Aims/hypothesis: The association of diabetes mellitus with prostate cancer has been controversial. This study examines the strength of this association by conducting a detailed meta-analysis of the studies published in peer-reviewed literature on the subject.
Methods: A comprehensive search for articles published up to 2003 was performed, reviews of each study were conducted and data were abstracted. Prior to meta-analysis, the studies were evaluated for publication bias and heterogeneity. Pooled relative risk (RR) was calculated using the random- and the fixed-effects models. Subgroup and sensitivity analyses were also performed.
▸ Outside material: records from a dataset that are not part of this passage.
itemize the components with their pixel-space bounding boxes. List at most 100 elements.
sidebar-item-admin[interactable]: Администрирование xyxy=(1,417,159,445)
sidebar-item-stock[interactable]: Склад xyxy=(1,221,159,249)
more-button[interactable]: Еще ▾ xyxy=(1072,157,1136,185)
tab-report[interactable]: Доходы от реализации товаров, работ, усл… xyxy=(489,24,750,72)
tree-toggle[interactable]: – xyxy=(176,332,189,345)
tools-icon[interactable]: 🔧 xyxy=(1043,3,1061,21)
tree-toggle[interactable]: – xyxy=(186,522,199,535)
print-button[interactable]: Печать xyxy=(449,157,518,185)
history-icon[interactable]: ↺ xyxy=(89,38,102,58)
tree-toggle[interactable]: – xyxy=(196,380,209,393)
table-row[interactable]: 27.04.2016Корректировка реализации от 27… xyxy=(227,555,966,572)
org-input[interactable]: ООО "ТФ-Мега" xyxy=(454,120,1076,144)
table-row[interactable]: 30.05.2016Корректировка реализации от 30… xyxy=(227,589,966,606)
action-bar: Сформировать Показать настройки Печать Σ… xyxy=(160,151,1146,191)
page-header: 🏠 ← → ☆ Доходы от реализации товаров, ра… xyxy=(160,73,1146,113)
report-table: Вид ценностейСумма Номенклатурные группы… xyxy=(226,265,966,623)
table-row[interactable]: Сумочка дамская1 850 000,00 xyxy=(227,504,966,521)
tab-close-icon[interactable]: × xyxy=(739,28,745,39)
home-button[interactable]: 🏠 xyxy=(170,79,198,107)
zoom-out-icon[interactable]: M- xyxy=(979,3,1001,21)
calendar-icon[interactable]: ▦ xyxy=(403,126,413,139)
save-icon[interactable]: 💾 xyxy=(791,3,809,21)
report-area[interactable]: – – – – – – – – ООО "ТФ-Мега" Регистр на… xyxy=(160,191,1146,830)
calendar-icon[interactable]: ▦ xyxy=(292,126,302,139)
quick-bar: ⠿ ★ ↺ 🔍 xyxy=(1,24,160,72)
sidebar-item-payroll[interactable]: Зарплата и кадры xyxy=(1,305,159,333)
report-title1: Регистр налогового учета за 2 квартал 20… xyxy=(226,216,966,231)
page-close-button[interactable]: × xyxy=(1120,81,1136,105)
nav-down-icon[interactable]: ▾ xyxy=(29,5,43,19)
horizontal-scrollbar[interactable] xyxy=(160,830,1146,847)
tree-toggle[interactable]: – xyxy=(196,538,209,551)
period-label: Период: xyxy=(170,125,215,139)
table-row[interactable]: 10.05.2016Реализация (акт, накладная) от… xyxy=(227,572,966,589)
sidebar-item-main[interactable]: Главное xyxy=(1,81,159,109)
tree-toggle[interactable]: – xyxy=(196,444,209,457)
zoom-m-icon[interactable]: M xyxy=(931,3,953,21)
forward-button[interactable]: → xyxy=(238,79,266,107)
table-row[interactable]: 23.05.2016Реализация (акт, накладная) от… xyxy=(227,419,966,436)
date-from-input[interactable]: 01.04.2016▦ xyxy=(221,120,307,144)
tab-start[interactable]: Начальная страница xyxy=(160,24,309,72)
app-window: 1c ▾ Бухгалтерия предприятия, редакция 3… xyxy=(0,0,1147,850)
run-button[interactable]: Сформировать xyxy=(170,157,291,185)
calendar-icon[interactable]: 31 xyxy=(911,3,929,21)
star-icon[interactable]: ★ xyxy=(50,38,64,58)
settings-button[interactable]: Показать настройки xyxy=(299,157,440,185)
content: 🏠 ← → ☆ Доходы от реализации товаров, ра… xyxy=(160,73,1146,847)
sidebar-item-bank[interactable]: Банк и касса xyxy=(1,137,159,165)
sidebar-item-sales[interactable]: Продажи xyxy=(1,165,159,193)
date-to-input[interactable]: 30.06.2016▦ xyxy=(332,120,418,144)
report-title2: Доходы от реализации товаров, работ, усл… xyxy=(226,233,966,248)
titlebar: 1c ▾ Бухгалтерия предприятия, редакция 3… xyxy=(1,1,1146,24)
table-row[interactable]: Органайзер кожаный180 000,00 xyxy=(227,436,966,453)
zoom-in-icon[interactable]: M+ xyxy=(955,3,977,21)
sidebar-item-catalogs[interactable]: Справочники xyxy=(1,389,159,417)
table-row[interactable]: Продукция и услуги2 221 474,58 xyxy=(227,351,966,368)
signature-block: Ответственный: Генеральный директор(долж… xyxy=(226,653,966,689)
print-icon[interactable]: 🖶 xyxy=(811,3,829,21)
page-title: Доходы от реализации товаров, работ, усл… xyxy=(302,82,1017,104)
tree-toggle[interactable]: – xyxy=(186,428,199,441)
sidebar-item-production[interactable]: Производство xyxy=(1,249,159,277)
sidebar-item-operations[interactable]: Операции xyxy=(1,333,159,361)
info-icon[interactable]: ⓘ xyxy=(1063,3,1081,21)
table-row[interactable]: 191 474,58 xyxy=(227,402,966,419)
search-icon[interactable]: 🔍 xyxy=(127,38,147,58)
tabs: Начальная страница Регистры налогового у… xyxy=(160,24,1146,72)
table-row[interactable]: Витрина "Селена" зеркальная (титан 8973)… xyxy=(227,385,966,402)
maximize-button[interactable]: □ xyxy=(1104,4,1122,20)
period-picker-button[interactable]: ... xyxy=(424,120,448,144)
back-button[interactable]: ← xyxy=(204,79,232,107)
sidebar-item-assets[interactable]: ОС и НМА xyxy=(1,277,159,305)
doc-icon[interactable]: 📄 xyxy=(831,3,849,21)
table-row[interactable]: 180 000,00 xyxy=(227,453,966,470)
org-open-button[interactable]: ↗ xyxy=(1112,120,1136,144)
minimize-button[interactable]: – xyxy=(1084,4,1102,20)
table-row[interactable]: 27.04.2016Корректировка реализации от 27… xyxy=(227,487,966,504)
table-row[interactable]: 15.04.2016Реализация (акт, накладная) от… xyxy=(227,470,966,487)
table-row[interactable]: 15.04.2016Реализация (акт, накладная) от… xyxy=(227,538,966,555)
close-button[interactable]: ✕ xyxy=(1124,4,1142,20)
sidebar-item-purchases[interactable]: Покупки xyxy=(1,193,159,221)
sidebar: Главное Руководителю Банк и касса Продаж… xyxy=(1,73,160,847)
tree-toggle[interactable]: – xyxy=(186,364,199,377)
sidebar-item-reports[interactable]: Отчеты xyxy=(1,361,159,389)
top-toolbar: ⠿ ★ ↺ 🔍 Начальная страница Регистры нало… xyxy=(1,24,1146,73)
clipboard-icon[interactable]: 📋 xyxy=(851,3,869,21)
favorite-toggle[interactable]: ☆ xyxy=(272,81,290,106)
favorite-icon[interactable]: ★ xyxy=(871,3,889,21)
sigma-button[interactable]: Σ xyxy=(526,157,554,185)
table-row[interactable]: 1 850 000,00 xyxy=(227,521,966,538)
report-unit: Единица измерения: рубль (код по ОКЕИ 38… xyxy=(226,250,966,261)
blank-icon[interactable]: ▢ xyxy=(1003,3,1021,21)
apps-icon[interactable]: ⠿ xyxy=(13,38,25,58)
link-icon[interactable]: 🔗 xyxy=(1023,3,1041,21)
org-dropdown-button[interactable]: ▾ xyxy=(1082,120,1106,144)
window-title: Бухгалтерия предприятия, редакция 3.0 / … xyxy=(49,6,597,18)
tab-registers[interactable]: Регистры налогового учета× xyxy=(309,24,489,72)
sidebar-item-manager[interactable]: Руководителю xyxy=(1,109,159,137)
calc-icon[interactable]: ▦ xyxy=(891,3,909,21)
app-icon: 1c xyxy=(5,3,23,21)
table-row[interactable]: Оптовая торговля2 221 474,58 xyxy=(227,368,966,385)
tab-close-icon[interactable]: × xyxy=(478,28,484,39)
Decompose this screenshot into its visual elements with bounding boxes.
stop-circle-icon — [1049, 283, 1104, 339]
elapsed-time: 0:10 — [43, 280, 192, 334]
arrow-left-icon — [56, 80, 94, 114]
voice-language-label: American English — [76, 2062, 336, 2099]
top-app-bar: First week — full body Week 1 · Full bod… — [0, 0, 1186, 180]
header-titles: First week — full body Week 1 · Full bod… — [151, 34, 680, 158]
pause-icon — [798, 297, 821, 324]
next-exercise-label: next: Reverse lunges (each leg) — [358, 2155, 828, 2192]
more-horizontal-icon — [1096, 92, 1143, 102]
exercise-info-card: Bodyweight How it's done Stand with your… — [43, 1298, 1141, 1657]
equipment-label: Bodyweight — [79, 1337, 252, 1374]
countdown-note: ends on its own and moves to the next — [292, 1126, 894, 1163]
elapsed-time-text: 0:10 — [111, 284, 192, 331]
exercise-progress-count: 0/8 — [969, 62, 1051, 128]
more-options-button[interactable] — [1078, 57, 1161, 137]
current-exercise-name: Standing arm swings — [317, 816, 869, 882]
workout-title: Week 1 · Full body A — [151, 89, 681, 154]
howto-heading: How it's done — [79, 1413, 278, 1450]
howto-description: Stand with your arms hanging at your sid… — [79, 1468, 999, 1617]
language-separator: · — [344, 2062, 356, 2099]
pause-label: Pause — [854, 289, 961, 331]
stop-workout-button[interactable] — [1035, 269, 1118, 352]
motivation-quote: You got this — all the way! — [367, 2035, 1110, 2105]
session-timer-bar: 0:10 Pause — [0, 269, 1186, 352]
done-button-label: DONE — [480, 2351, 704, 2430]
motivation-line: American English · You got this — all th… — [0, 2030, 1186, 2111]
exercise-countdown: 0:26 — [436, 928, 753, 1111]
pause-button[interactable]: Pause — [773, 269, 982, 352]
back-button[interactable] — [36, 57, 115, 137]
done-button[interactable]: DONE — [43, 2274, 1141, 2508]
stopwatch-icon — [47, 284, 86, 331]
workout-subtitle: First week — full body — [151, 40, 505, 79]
Results: We included 14 studies, published between 1971 and 2002, in the meta-analysis (five case-control studies, nine cohort studies). We found no evidence of publication bias ( p=0.89) or heterogeneity among the studies ( p=0.38). The association of diabetes with prostate cancer was statistically significant, both on the basis of a random-effects model (RR=0.91, 95% CI: 0.86 to 0.96), and on the basis of a fixed-effects model (RR=0.91, 95% CI: 0.88 to 0.94). When the analysis was stratified into subgroups according to study design, the association was inverse in both cohort and case-control studies, but only in the former was it statistically significant. The sensitivity analysis strengthened our confidence in the validity of this association.
Conclusions/interpretation: Our meta-analysis findings provide strong evidence that people with diabetes have a significant decrease in risk of developing prostate cancer. There is biological evidence to support this association.